After bursting at the seams I have given in and planted things. This might sound ridiculous but they are things which needed planting. Sort of.

First off I have set half of my various chili plant seeds off to germinate as they notoriously need a long season to produce. Initially I was concerned about lack of light but as my plants from last year are still merrily fruiting throughout the darkness we have had I figured i was worth the risk.


The other crops I have started are specifically for that oh so trendy word - mircogreens.

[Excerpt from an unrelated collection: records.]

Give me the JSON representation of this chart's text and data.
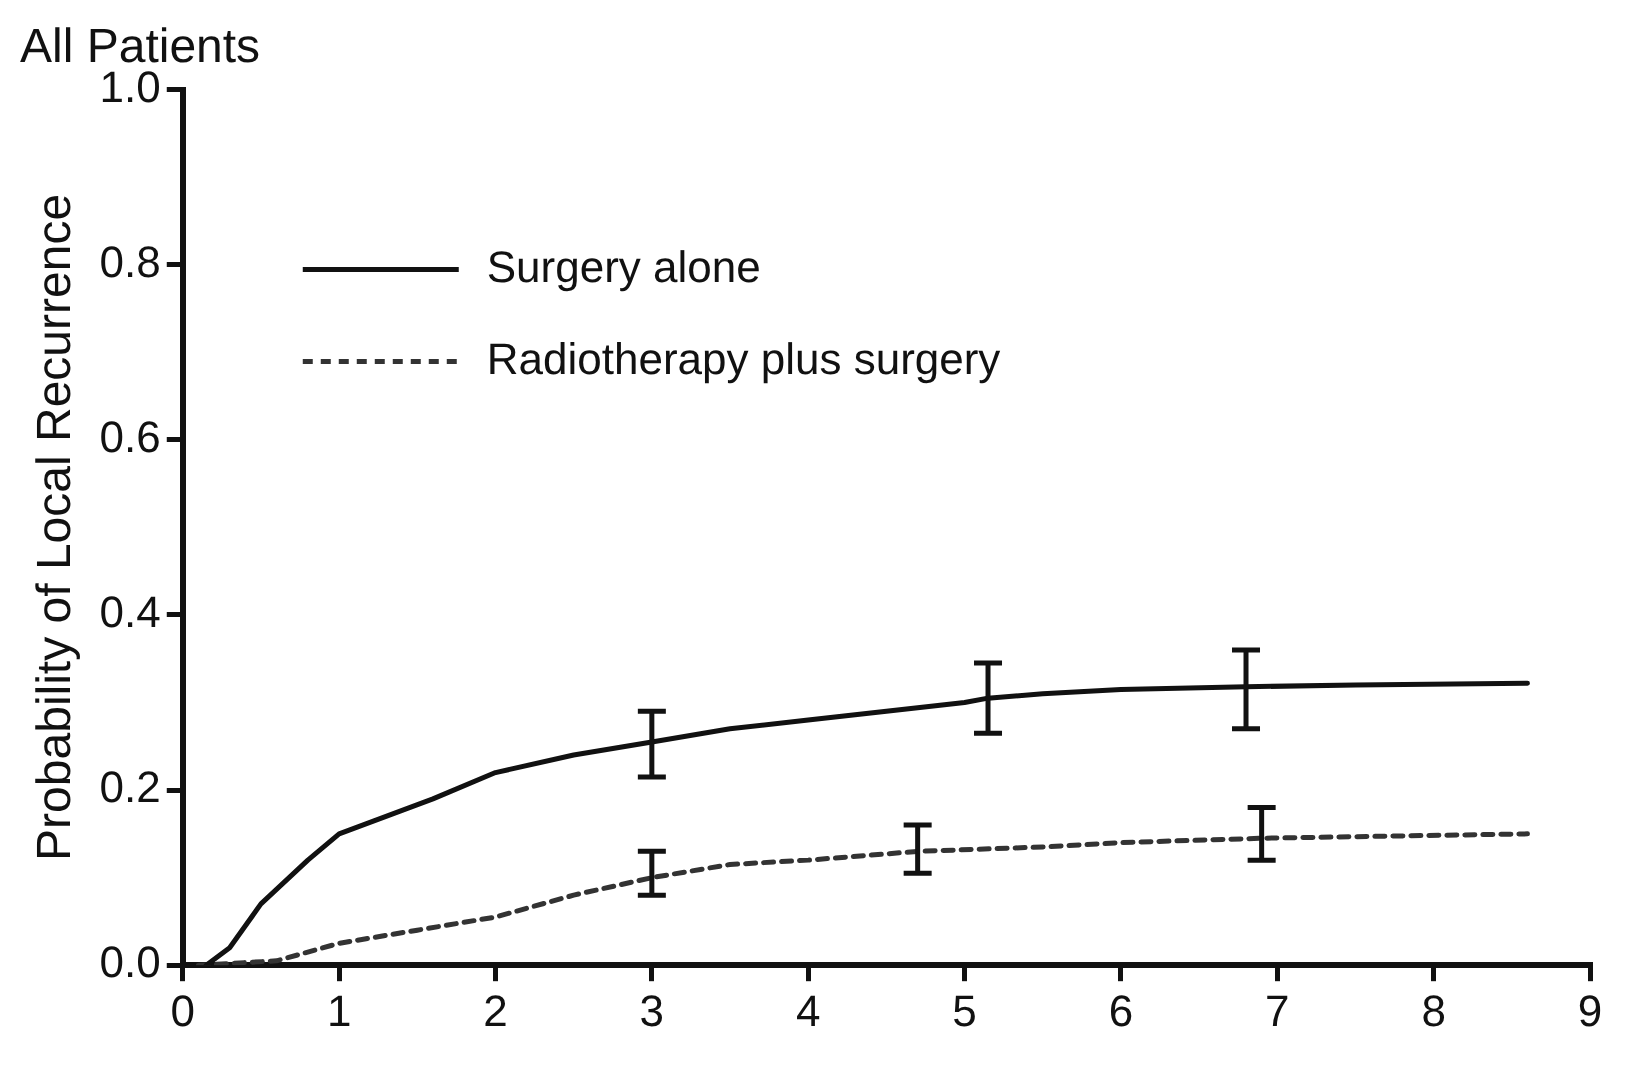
{
  "chart_data": {
    "type": "line",
    "title": "All Patients",
    "ylabel": "Probability of Local Recurrence",
    "xlim": [
      0,
      9
    ],
    "xticks": [
      0,
      1,
      2,
      3,
      4,
      5,
      6,
      7,
      8,
      9
    ],
    "ylim": [
      0,
      1
    ],
    "yticks": [
      {
        "value": 0,
        "label": "0.0"
      },
      {
        "value": 0.2,
        "label": "0.2"
      },
      {
        "value": 0.4,
        "label": "0.4"
      },
      {
        "value": 0.6,
        "label": "0.6"
      },
      {
        "value": 0.8,
        "label": "0.8"
      },
      {
        "value": 1,
        "label": "1.0"
      }
    ],
    "grid": false,
    "legend": "top left",
    "marker": "none",
    "series": [
      {
        "name": "Surgery alone",
        "color": "#111111",
        "line_style": "solid",
        "x": [
          0.15,
          0.3,
          0.5,
          0.8,
          1.0,
          1.3,
          1.6,
          2.0,
          2.5,
          3.0,
          3.5,
          4.0,
          4.5,
          5.0,
          5.15,
          5.5,
          6.0,
          6.8,
          7.5,
          8.6
        ],
        "values": [
          0,
          0.02,
          0.07,
          0.12,
          0.15,
          0.17,
          0.19,
          0.22,
          0.24,
          0.255,
          0.27,
          0.28,
          0.29,
          0.3,
          0.305,
          0.31,
          0.315,
          0.318,
          0.32,
          0.322
        ],
        "errors": [
          null,
          null,
          null,
          null,
          null,
          null,
          null,
          null,
          null,
          [
            0.215,
            0.29
          ],
          null,
          null,
          null,
          null,
          [
            0.265,
            0.345
          ],
          null,
          null,
          [
            0.27,
            0.36
          ],
          null,
          null
        ]
      },
      {
        "name": "Radiotherapy plus surgery",
        "color": "#333333",
        "line_style": "dashed",
        "x": [
          0.1,
          0.6,
          1.0,
          1.5,
          2.0,
          2.5,
          3.0,
          3.5,
          4.0,
          4.7,
          5.5,
          6.0,
          6.9,
          8.6
        ],
        "values": [
          0,
          0.005,
          0.025,
          0.04,
          0.055,
          0.08,
          0.1,
          0.115,
          0.12,
          0.13,
          0.135,
          0.14,
          0.145,
          0.15
        ],
        "errors": [
          null,
          null,
          null,
          null,
          null,
          null,
          [
            0.08,
            0.13
          ],
          null,
          null,
          [
            0.105,
            0.16
          ],
          null,
          null,
          [
            0.12,
            0.18
          ],
          null
        ]
      }
    ]
  }
}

As specified on foodista.com

About Micro Greens
The smallest possible leaves of salad greens, herbs, edible flowers, and leafy vegetables.Common microgreens are micro arugula, celery, beet greens, daikon, radicchio and cress. They are the teeny, tender, first young leaves picked only weeks or a month after the seeds have been planted. Microgreens often have very strong, concentrated flavors. Chefs love using microgreens because the vibrant rainbow leaves that can add a boost of color to a dish or the concentrated flavors the leaves can provide to intensify a dish.

Physical Description
Microgreens are tender lettuce and mustard greens that are chopped off young, usually when they are only an inch or so high at the most and barely a few weeks old. They’re smaller and younger than baby greens, which tend to be harvested later when the plants have grown a good three inches tall or more.

My craving for bringing things to life like an obsessed Frankenstein has been sated within 48hours as 7 of the 9 types of veg appeared that quickly. I cannot wait to report back on the taste.